One of the ways I think my own creatively advanced articulation of Process Buddhism can help Mahayana Buddhism is by clarifying how Buddha-nature — similar to Aristotle and Whitehead’s concepts of divinity — need not be understood as an arbitrary posit or scriptural dogma but as a logical necessity required for the systematic coherence of the whole Buddhist analysis of reality. In very short and condensed terms: the presence or absence of the erroneous superimposition of inherent existence and the dependently originated consequences that follow need to be grounded in a self-organizing gnoseological basis or principle which makes both the arising and cessation of this superimposition possible (resulting in either Samsaric or Nirvanic modes of becoming, respectively), without which the superimposition would either be permanent or non-existent, either case of which would make Buddhist teachings senseless.

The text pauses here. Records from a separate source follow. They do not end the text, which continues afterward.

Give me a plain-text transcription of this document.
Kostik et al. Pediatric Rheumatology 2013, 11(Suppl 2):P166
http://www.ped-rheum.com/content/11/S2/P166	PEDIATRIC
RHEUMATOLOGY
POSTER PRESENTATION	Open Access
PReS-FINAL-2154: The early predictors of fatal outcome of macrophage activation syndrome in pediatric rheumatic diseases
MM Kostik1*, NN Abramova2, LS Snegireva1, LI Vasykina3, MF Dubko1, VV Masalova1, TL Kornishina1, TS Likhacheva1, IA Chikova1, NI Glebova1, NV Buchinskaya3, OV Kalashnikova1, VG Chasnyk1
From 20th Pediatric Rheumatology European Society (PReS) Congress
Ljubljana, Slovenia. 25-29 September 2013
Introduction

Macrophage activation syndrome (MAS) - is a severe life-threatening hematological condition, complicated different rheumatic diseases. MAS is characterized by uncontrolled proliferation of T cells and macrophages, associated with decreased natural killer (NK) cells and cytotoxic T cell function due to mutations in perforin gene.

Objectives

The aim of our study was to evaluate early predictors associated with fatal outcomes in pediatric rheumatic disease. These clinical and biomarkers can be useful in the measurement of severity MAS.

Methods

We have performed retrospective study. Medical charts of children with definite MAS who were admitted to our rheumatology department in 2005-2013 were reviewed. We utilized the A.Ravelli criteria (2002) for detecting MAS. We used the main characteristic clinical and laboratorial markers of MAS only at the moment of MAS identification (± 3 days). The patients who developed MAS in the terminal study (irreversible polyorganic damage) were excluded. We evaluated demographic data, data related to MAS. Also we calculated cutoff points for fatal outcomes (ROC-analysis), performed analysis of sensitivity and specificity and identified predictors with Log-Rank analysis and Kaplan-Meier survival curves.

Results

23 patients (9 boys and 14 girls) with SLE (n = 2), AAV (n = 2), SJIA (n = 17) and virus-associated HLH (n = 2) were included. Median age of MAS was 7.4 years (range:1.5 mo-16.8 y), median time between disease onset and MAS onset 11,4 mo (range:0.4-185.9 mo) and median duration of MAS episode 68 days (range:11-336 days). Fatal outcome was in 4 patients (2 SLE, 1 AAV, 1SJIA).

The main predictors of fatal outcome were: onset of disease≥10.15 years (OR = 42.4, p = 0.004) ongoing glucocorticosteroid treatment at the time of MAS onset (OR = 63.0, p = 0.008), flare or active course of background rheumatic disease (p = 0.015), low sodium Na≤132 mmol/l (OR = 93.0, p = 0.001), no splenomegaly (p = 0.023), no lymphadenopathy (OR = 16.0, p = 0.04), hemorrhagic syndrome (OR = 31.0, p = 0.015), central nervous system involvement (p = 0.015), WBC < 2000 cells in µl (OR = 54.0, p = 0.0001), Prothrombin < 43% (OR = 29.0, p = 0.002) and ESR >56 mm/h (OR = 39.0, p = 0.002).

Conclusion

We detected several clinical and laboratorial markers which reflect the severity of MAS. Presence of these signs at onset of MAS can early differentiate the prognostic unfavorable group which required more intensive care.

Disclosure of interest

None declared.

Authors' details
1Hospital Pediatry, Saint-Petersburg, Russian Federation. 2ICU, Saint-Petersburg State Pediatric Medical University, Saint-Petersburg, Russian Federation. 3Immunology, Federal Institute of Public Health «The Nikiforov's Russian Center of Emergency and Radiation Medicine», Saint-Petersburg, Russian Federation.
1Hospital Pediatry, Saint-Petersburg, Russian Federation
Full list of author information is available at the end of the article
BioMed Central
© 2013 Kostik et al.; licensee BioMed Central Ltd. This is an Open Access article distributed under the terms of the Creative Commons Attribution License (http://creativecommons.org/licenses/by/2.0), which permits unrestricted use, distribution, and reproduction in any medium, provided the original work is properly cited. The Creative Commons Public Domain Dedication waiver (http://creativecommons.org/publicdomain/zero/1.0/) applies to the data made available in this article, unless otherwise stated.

In addition to showing its logical necessity, Process Buddhism can also show how the creatively advancing aspect of Buddha-nature and its open/empty aspect are themselves open/empty (i.e. cannot stand alone) and part and parcel of a creative process of inclusive-transcendence (i.e. they are discrete abstractions derived from an indivisible concrete continuum); therefore it is impossible to favor one aspect over the other. For it is that which is the result of an inclusively-transcendent process which gets subject to analysis and realized as open/empty, and it is only on the basis of open/emptiness that inclusively-transcendent process is made possible — when one is so is the other; when one is not neither is the other; the arising and ceasing of one is due to the arising and ceasing of the other. Buddha-nature is none other than the basis, path and result of the concrescence of the ultimate principles of primordially abiding open/emptiness and creatively advancing inclusive-transcendence, who miraculously displays as the process of becoming from monadic, self-absorbed nescience to holonic, all-prehending omniscience.
Through this framework, Process Buddhism can aid in the dialectical self-articulation of the ideal concept of Buddha-nature in abstract thought — which is but a reflection of Buddha-nature’s real dialogical unfolding in historical being — and save her from eradication by those who would want to deny her power and liberate her from the patronizing captors who accept her on conditional terms — all the while recognizing that nobody is saving or liberating her but herself. Not from itself, not from another, not from both, nor without cause does anything whatsoever in the entire space-time continuum ever arise that is not an open/empty and inclusively-transcending progeny of her own perfect being. All phenomena and persons are children of this Great M/Other.